Bouch said that Wynn has used LED lighting in public spaces, casinos, and restrooms, but he said even the best products on the market aren’t a match for incandescent lamps when it comes to dimming and that Wynn will continue to use legacy MR16 lamps in restaurants. He said the Soraa MR16 lamps show promise and that Wynn used those products in some villas, but that they still don’t dim well enough for restaurants.

Too bright

The issue of retrofitting a space is also a problem with LEDs, according to Bouch, because he said that LED lamps are often too bright for one-to-one retrofits. Indeed, Wynn reduced the aperture on some fixtures to 2 in. to limit the light out of LED-equipped fixtures. Bouch would prefer to stay with 3–4-in. apertures.

Still, it’s the color quality that Bouch identified as the primary challenge remaining for LED lighting. He said, “It’s not that I don’t appreciate the colors that are available, but I think we can do better.” Bouch also wants manufacturers to offer lenses, louvers, and other accessories for SSL products, claiming that designers do their art with such accessories. He added, “I want the ability to affect a space with light, not just illuminate it.”

Back to where we started, Tempo’s Walsh closed the conference with a summation of some opportunities and challenges. He described the retrofit market in general, and the retrofit lamp market in particular, as a short-term supernova. But he added, “Once it happens, it’s gone.” At The LED Show in 2012, Walsh said socket saturation could occur in five years. Lighting manufacturers or designers seeking long-term success must focus on the lighting experience and value-added features.

Walsh sees tremendous opportunity in controls but challenges as well. He said that 43% of the fixtures installed with integrated sensors have those sensors disabled, and that the industry needs simpler commissioning tools.
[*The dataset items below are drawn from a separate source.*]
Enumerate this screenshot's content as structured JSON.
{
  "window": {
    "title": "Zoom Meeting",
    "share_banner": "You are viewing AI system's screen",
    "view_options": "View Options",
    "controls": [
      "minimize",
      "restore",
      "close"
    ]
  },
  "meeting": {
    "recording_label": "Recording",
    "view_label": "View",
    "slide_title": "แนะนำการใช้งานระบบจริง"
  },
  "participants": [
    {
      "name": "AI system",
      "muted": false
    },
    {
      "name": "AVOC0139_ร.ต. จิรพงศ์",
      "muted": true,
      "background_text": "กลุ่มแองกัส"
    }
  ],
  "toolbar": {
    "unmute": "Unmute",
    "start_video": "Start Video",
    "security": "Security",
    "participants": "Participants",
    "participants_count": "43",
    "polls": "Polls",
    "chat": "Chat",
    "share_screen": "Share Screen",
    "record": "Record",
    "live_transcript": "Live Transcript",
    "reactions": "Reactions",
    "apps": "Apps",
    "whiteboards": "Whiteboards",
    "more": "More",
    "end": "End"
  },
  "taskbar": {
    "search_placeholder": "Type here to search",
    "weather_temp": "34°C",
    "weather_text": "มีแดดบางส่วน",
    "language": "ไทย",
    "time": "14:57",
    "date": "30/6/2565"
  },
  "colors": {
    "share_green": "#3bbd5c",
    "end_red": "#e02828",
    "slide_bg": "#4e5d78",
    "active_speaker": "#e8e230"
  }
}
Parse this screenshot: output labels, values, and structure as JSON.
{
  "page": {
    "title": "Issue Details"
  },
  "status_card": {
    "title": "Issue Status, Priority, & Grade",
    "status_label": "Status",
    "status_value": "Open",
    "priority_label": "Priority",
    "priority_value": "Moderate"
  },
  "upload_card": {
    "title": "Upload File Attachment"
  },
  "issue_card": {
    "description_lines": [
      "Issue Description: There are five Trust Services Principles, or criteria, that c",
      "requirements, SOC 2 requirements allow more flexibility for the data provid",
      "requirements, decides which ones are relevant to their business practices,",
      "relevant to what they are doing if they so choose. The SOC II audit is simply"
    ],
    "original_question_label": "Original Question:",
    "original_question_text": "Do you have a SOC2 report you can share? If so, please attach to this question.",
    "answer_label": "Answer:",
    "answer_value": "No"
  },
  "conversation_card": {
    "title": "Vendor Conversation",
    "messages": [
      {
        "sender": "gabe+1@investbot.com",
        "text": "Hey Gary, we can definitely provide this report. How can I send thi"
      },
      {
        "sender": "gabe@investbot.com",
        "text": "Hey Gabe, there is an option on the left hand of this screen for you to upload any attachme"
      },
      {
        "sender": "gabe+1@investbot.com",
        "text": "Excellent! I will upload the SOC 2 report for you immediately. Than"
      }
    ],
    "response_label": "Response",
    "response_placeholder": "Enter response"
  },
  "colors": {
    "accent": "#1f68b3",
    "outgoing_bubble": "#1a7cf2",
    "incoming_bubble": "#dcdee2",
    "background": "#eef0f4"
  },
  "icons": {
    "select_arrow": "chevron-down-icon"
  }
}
There was a surprise at the end of Walsh’s presentation where he brought solar energy into the picture, saying, “LEDs breathe life into solar.” While solar efficiency has hit a wall at 12%, that efficiency is not a game breaker with low-power SSL. And with or without solar in the picture, Walsh said we need system integration with controls, HVAC systems, and a mix of AC- and DC-powered LED lighting.